NASA recently selected 15 visionary ideas for its NIAC (NASA Innovative Advanced Concepts) program which develops concepts to transform future missions. Chosen from companies and institutions across the United States, the 2025 Phase I awardees represent a wide range of aerospace concepts. The combined award for the 2025 concepts is a maximum of $2.625M in grants to evaluate technologies that could enable future aerospace missions.

Among the selected projects is Hy2PASS (Hydrogen Hybrid Power for Aviation Sustainable Systems), led by Phillip Ansell, University of Illinois, Urbana. The purpose of this program is to demonstrate the merits of hydrogen hybrid fuel cell/gas turbine engine power systems for sustainable commercial transport aircraft design and mission-optimized performance.

The focus is on the specific architecture of hybridization, how it changes the fundamental elements of the aircraft integration, and how these holistic design changes can be leveraged to result simultaneously in large reductions in mission energy required while practically introducing a zero-emissions solution.

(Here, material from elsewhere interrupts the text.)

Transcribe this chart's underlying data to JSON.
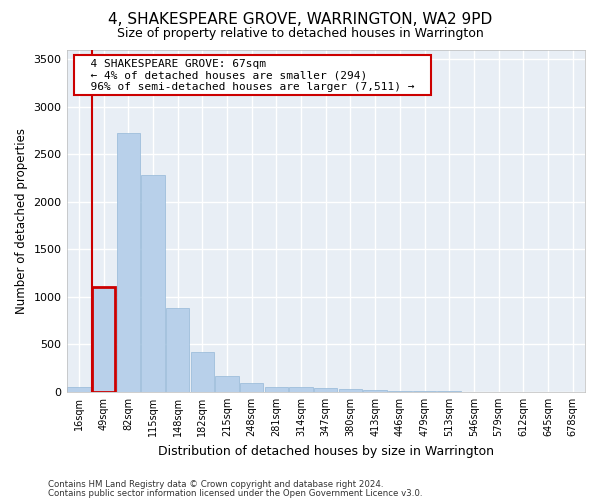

Artist concept highlighting the novel approach proposed by the 2025 NIAC awarded selection of Hydrogen Hybrid Power for Aviation Sustainable Systems (Hy2PASS). NASA/Phillip Ansel

Instead of combining electrical power between a fuel cell stack and hydrogen turbogenerator or combining mechanical power between a fuel cell-driven motor coupled to turbine spool, this architecture will feature hybridization through air handling.

The fuel cell is used to power an electrically driven compressor which supplies the oxygen supply to the fuel cell cathode, as well as the burner of the gas turbine, removing the need for a core compressor stages in the thermal engine.

The mechanical uncoupling of the compressor from the turbine allows the compressor to be operated fully independently from the turbine stages, which in turn allows the compressor to be operated at variable overall pressure ratios.

This Hy2PASS system enables new performance capabilities for aircraft, which can be used for new mission-optimized aircraft architectures.